The 3-speed is most likely a non-synchronized 1st gear. It is most likely a light duty trans behind a 6-cyl engine. The 400CI may make it toast in short time and I guarantee you will dislike the non-synchro 1st as you have to come to a complete stop to put it into 1st, or clash the gears and force it in.

Food for thought. :yesnod:


----------



## 20nascar (Jun 25, 2019)

That a nice ride Instag8tr! ?? 
Would the 4 speed wind up too much for potential long distance runs? I know that would probably be the easiest to match to the 400 but I really want drivability in any situation. 
PontiacJim, the three speed was never a thought to keep. I had one as a kid and that was enough. I’m more looking to see two things y’all would do. Keep the car manual and if so, what would you put behind the 400 or convert it to automatic and what would you put behind the 400. Keep in mind I want to be cost effective, not cheap but smart. ?

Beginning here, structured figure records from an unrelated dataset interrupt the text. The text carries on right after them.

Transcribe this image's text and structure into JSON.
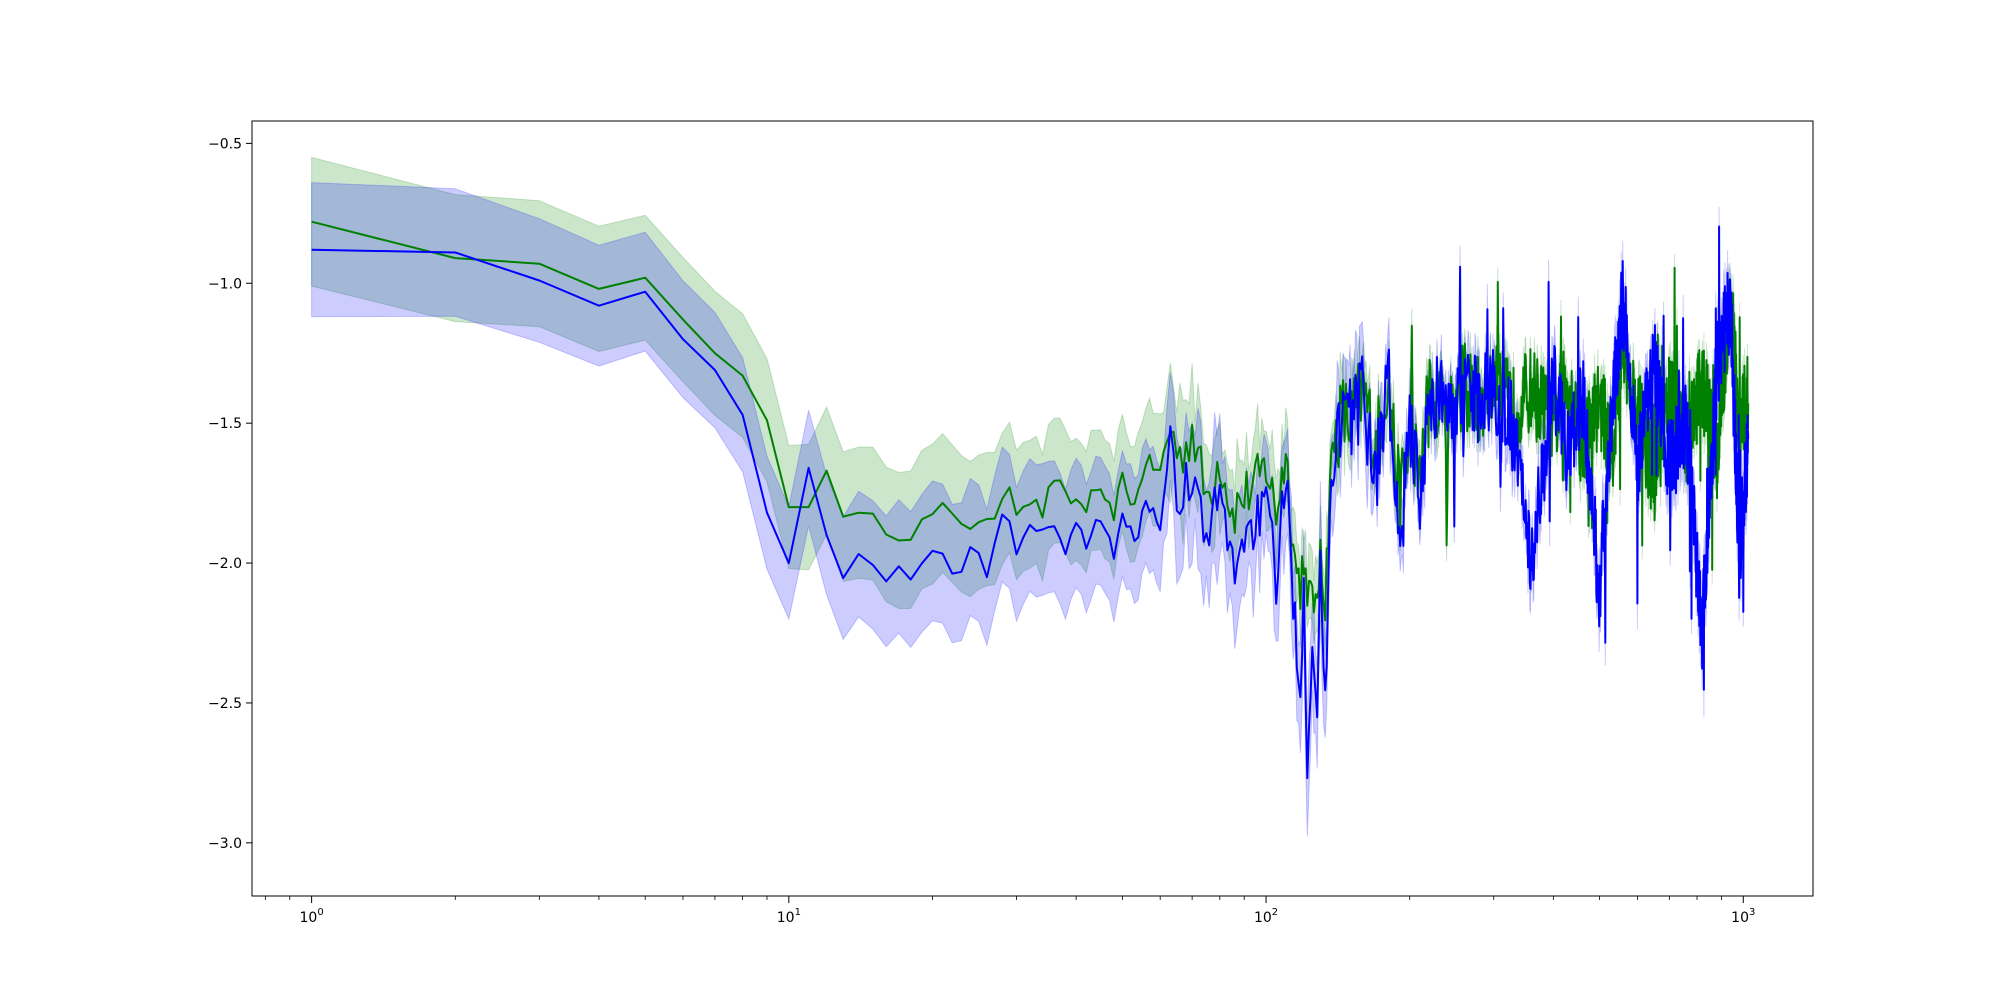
{
  "chart_data": {
    "type": "line",
    "title": "",
    "xlabel": "",
    "ylabel": "",
    "xscale": "log",
    "xlim": [
      0.75,
      1400
    ],
    "ylim": [
      -3.19,
      -0.42
    ],
    "grid": false,
    "legend": "none",
    "x_ticks": [
      {
        "base": "10",
        "exp": "0",
        "value": 1
      },
      {
        "base": "10",
        "exp": "1",
        "value": 10
      },
      {
        "base": "10",
        "exp": "2",
        "value": 100
      },
      {
        "base": "10",
        "exp": "3",
        "value": 1000
      }
    ],
    "y_ticks": [
      {
        "value": -0.5,
        "label": "−0.5"
      },
      {
        "value": -1.0,
        "label": "−1.0"
      },
      {
        "value": -1.5,
        "label": "−1.5"
      },
      {
        "value": -2.0,
        "label": "−2.0"
      },
      {
        "value": -2.5,
        "label": "−2.5"
      },
      {
        "value": -3.0,
        "label": "−3.0"
      }
    ],
    "series": [
      {
        "color": "#008000",
        "band_color": "#008000",
        "band_opacity": 0.2,
        "band_halfwidth": [
          [
            1,
            0.23
          ],
          [
            10,
            0.22
          ],
          [
            20,
            0.25
          ],
          [
            60,
            0.2
          ],
          [
            100,
            0.13
          ],
          [
            200,
            0.06
          ],
          [
            1000,
            0.05
          ]
        ],
        "x": [
          1,
          2,
          3,
          4,
          5,
          6,
          7,
          8,
          9,
          10,
          11,
          12,
          13,
          14,
          15,
          16,
          17,
          18,
          19,
          20,
          21,
          22,
          23,
          24,
          25,
          26,
          27,
          28,
          29,
          30,
          32,
          34,
          36,
          38,
          40,
          42,
          44,
          46,
          48,
          50,
          53,
          56,
          60,
          63,
          66,
          70,
          75,
          80,
          85,
          90,
          95,
          100,
          105,
          110,
          115,
          118,
          120,
          122,
          125,
          128,
          130,
          133,
          136,
          140,
          145,
          150,
          160,
          170,
          180,
          190,
          200,
          210,
          220,
          240,
          260,
          280,
          300,
          330,
          360,
          400,
          430,
          460,
          500,
          530,
          560,
          600,
          650,
          700,
          760,
          820,
          880,
          940,
          980,
          1024
        ],
        "y": [
          -0.78,
          -0.91,
          -0.93,
          -1.02,
          -0.98,
          -1.13,
          -1.25,
          -1.33,
          -1.49,
          -1.8,
          -1.8,
          -1.67,
          -1.81,
          -1.84,
          -1.85,
          -1.87,
          -1.89,
          -1.89,
          -1.86,
          -1.83,
          -1.81,
          -1.84,
          -1.85,
          -1.86,
          -1.84,
          -1.86,
          -1.87,
          -1.75,
          -1.72,
          -1.8,
          -1.77,
          -1.82,
          -1.69,
          -1.77,
          -1.78,
          -1.8,
          -1.73,
          -1.8,
          -1.82,
          -1.7,
          -1.8,
          -1.63,
          -1.68,
          -1.51,
          -1.63,
          -1.52,
          -1.77,
          -1.62,
          -1.82,
          -1.76,
          -1.72,
          -1.65,
          -1.82,
          -1.6,
          -2.0,
          -2.08,
          -1.95,
          -2.2,
          -2.05,
          -2.22,
          -1.9,
          -2.16,
          -1.7,
          -1.53,
          -1.47,
          -1.5,
          -1.38,
          -1.6,
          -1.32,
          -1.78,
          -1.55,
          -1.68,
          -1.4,
          -1.45,
          -1.37,
          -1.42,
          -1.36,
          -1.45,
          -1.38,
          -1.5,
          -1.35,
          -1.58,
          -1.42,
          -1.6,
          -1.26,
          -1.45,
          -1.7,
          -1.4,
          -1.55,
          -1.35,
          -1.62,
          -1.03,
          -1.55,
          -1.38
        ]
      },
      {
        "color": "#0000ff",
        "band_color": "#0000ff",
        "band_opacity": 0.2,
        "band_halfwidth": [
          [
            1,
            0.24
          ],
          [
            10,
            0.2
          ],
          [
            20,
            0.25
          ],
          [
            60,
            0.22
          ],
          [
            100,
            0.18
          ],
          [
            130,
            0.18
          ],
          [
            200,
            0.07
          ],
          [
            1000,
            0.07
          ]
        ],
        "x": [
          1,
          2,
          3,
          4,
          5,
          6,
          7,
          8,
          9,
          10,
          11,
          12,
          13,
          14,
          15,
          16,
          17,
          18,
          19,
          20,
          21,
          22,
          23,
          24,
          25,
          26,
          27,
          28,
          29,
          30,
          32,
          34,
          36,
          38,
          40,
          42,
          44,
          46,
          48,
          50,
          53,
          56,
          60,
          63,
          66,
          70,
          75,
          80,
          85,
          90,
          95,
          100,
          105,
          110,
          115,
          118,
          120,
          122,
          125,
          128,
          130,
          133,
          136,
          140,
          145,
          150,
          160,
          170,
          180,
          190,
          200,
          210,
          220,
          240,
          260,
          280,
          300,
          330,
          360,
          400,
          430,
          460,
          500,
          530,
          560,
          600,
          650,
          700,
          760,
          820,
          880,
          940,
          980,
          1024
        ],
        "y": [
          -0.88,
          -0.89,
          -0.99,
          -1.08,
          -1.03,
          -1.2,
          -1.31,
          -1.47,
          -1.82,
          -2.0,
          -1.66,
          -1.9,
          -2.03,
          -1.94,
          -1.98,
          -2.06,
          -2.04,
          -2.04,
          -1.99,
          -1.93,
          -1.98,
          -2.01,
          -2.02,
          -1.96,
          -1.99,
          -2.06,
          -1.93,
          -1.84,
          -1.87,
          -1.94,
          -1.84,
          -1.9,
          -1.85,
          -1.96,
          -1.87,
          -1.92,
          -1.85,
          -1.9,
          -1.96,
          -1.83,
          -1.93,
          -1.78,
          -1.86,
          -1.6,
          -1.79,
          -1.66,
          -1.95,
          -1.74,
          -2.02,
          -1.9,
          -1.85,
          -1.8,
          -2.05,
          -1.7,
          -2.2,
          -2.43,
          -2.1,
          -2.68,
          -2.25,
          -2.5,
          -2.0,
          -2.55,
          -1.8,
          -1.55,
          -1.45,
          -1.48,
          -1.4,
          -1.7,
          -1.3,
          -2.0,
          -1.52,
          -1.75,
          -1.4,
          -1.42,
          -1.36,
          -1.43,
          -1.38,
          -1.52,
          -2.0,
          -1.35,
          -1.62,
          -1.4,
          -2.1,
          -1.45,
          -1.05,
          -1.7,
          -1.25,
          -1.65,
          -1.5,
          -2.25,
          -1.3,
          -1.07,
          -1.98,
          -1.58
        ]
      }
    ]
  }
}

I attached some pics to make my first post “official”.


----------



## PontiacJim (Dec 29, 2012)

Nice pics. Choice depends on your purpose for the car. Local driving or longer/highway runs?

Budget comes into play. Inexpensive/reliable would be a TH-400, or with a mild engine I would go with an aftermarket/rebuilt TH350 as they are lighter and use less HP to turn them. Get a good quality "tight" 2500 RPM converter and have fun.

The 4-speed is a good and an easy choice, but 4-speeds are getting harder to find, not inexpensive, and you don't always know what you are getting - regardless of the seller's claim.

Shifting is great and I am a manual trans guy when it comes to high performance builds. But, it'll cost.

Next up is an overdrive which will give you lower gearing for acceleration use, and the OD when on the highway so the engine can loaf at 75-80 MPH in traffic. You can go automatic or 5-speed manual. Both of these will up your costs considerably and you will find yourself needing to do some fitting and fabrication. Your floor may need cutting on the tunnel depending on what brand 5-speed you select.

Next on my list, if you wanted to shift and go inexpensive, is the factory HD 3-speed. It was used in the GTO as a base transmission. It was made by Ford and referred to as a "Dearborn" transmission. Fully synchronized, and rugged. I have owned a couple and really like 'em. You can generally get these inexpensive as most will pull them and install the Muncie 4-speed. It's a good compromise if you want a manual trans car without the costs of a 4-speed, or 5-speed.


----------



## 20nascar (Jun 25, 2019)

Thank you so much PontiacJim. That's great advice and gives me something to think about. Not sure what I will do but this gives me options to think about. This thing won't be on too many long hauls. I truly appreciate your time sir. 

Butch


----------



## Instg8ter (Sep 28, 2010)

Nice foundation for an economy sleeper with a rag top to boot. Cant go wrong there. get it drivable and have fun while you work on it in chunks. always good to have a car you dont have to take completely apart to restore/freshen up. the stock lead paint is a great base for new primer and paint so dont worry about stripping it to metal. Jim gave it all to you in readers digest form. i run a built TH350 w/2400 stall and it handles up to 500HP no problem. The dearborns are fun 3 speeds with the right rear end, a buddy had one in a hypo 289 mustang.


----------